Coating the Skewers:
- 1/2 cup flour for coating (or more)
- 2 eggs, lightly beaten
- 2 cups breadcrumbs
1. Put each of the above ingredients into a separate dish. Dredge each skewer of pork and onions in the flour. Shake or tap the skewer to shake off excess. I arranged the skewers in bowls, rather than placing them on a rack.
2. Dip each skewer into the egg, shake off excess egg, and dredge in flour again. Stand each skewer in bowls until all of them have been coated. I let the skewers stand in the bowls for 15 minutes to set the coating.
3. Repeat the egg and flour dipping. At this point, each skewer has been into the flour three times, and the egg two times.
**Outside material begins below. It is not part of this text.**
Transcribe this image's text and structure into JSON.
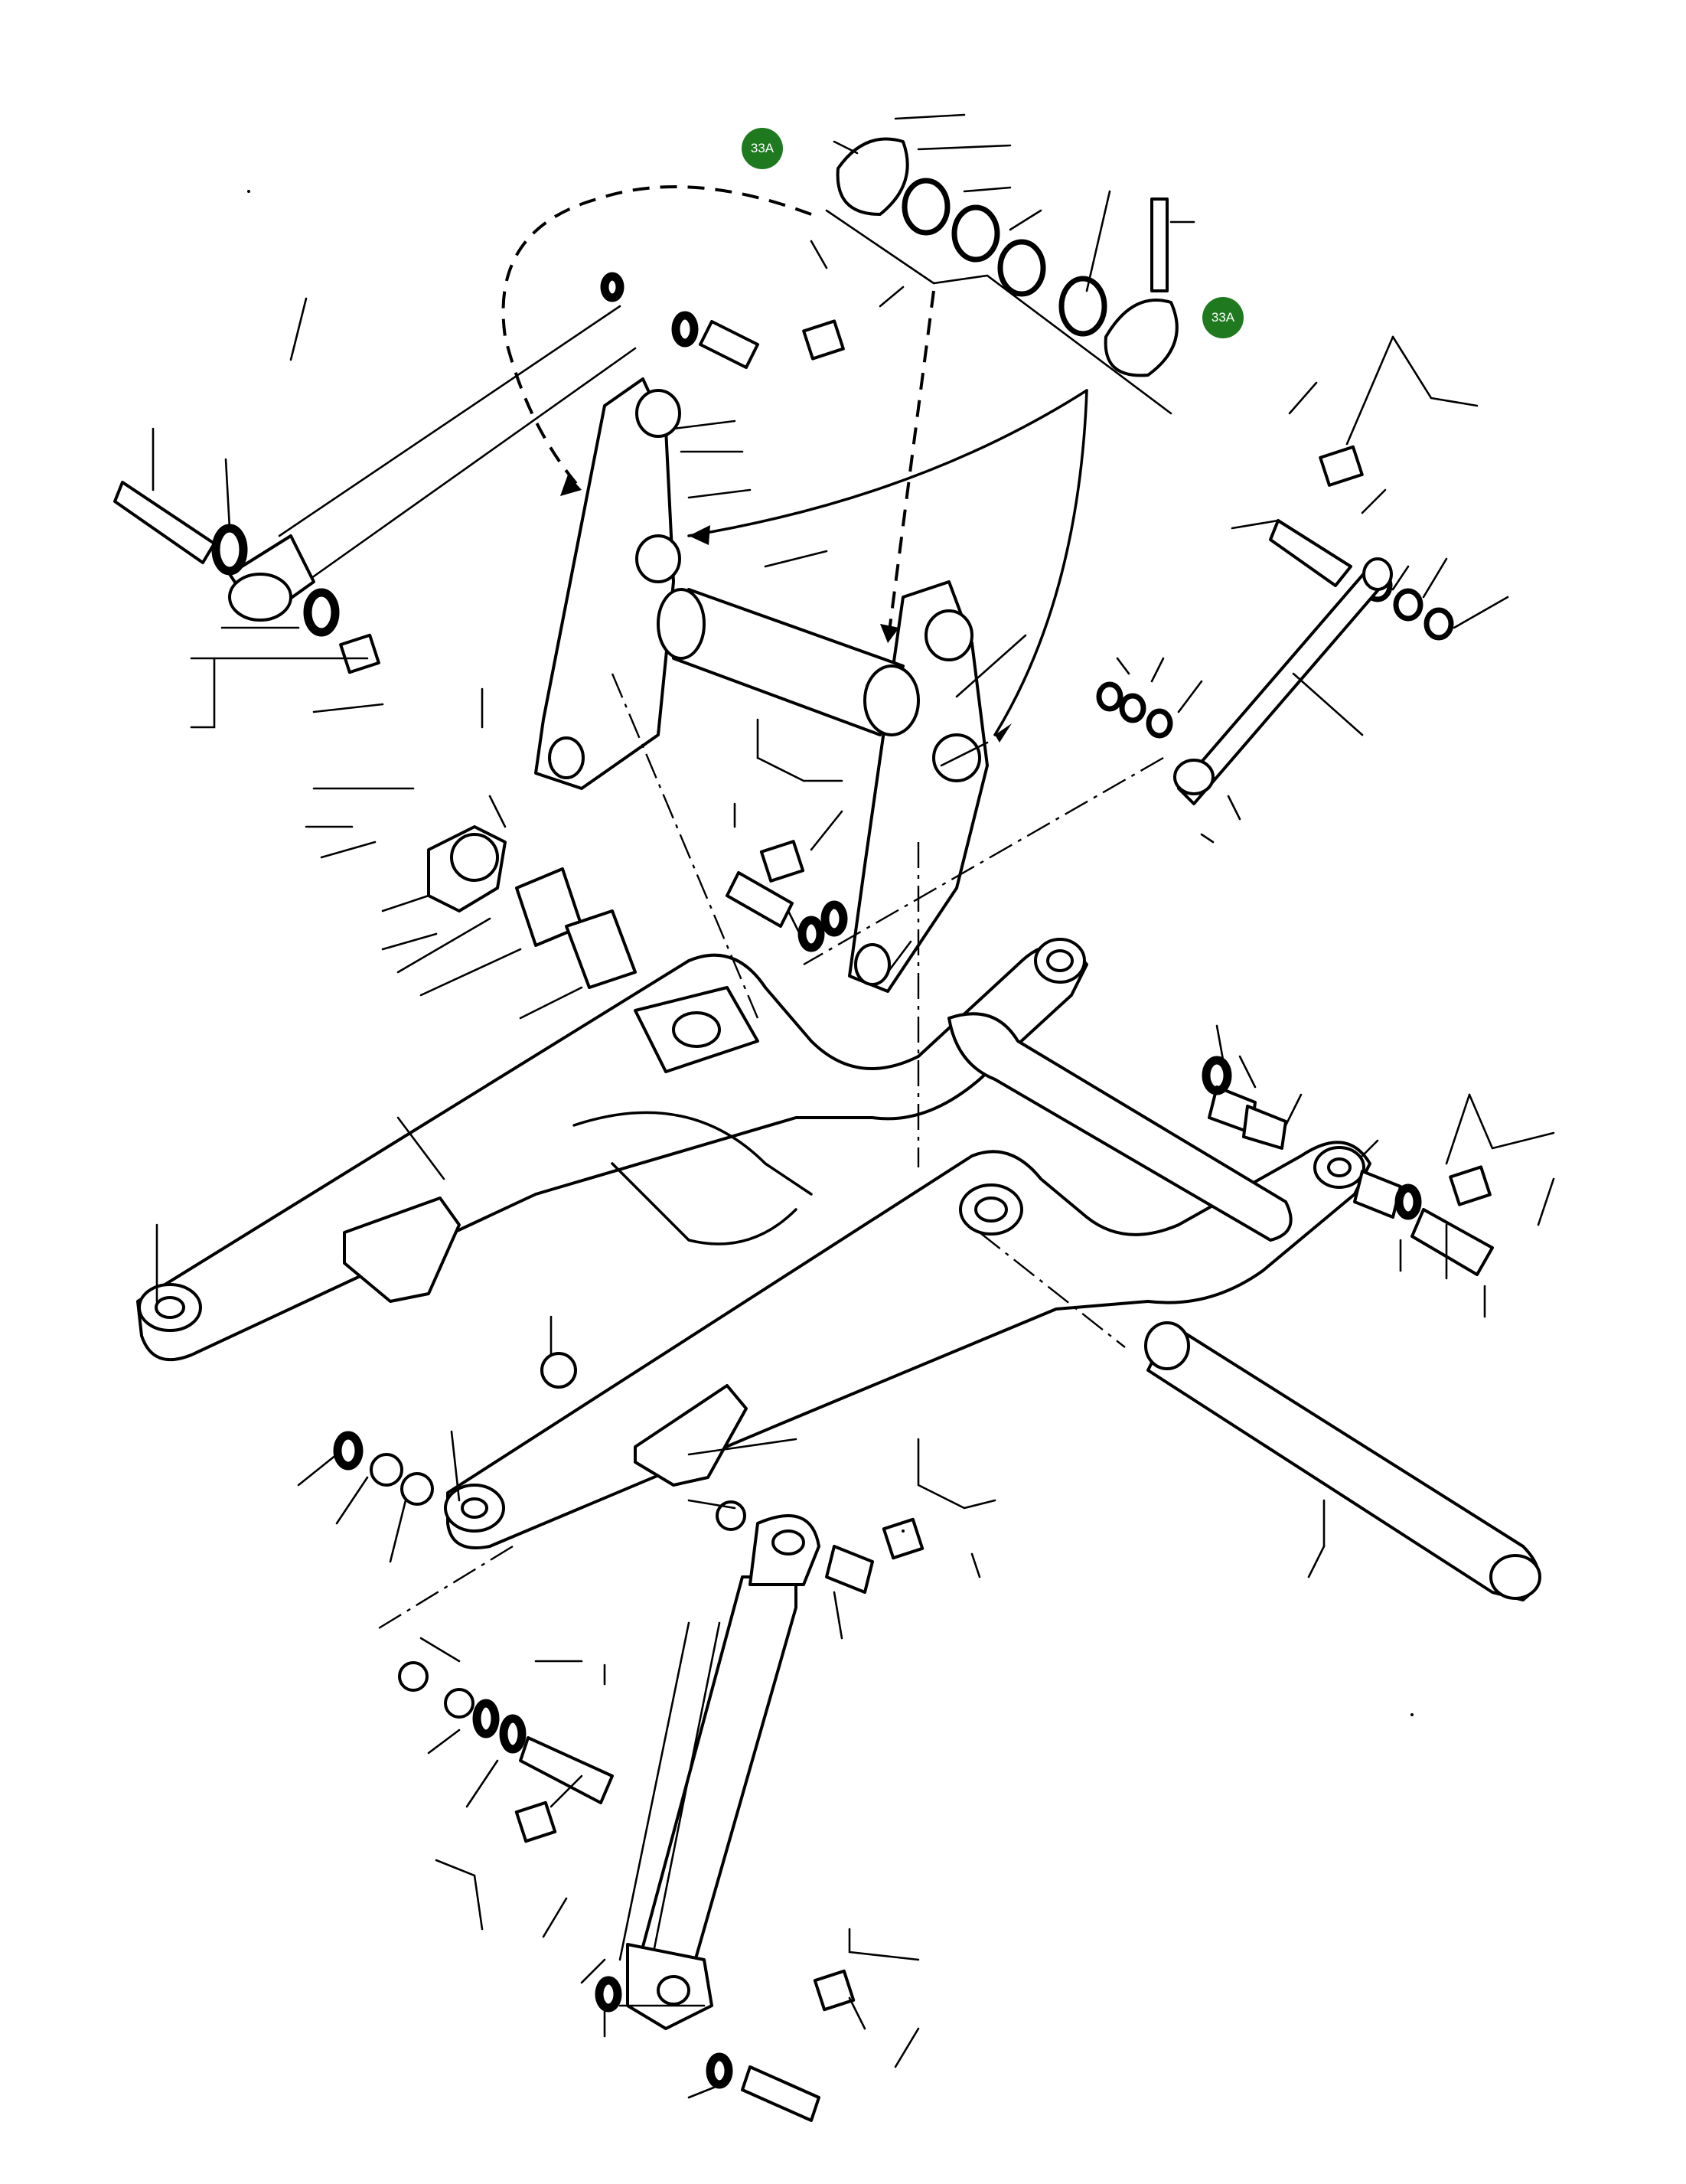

4. Finally, dip each skewer in the egg again, shake off excess, and put it into the panko. Gently press the pork and onion so the breadcrumbs adhere well. Turn to coat the other sides. The skewers were left standing in the bowls while I prepped my deep frying operation.
- vegetable oil for deep-frying
In a wide deep skillet (a wok works very well), heat 3 inches of oil over medium heat to 360°F. Add 2 or 3 skewers and cook until the crust becomes barely golden. Reduce the temperature of the oil to 300°F, and cook until the crust is quite golden, about 8 to 9 minutes. Drain the skewers on a paper towel-lined rack. Repeat to fry all of the skewers.
Serve the skewered pork and long onion, with tonkatsu sauce and shredded cabbage. I was interested in how the recipe for tonkatsu sauce compared with a commercial bottled sauce: It really is worth making your own!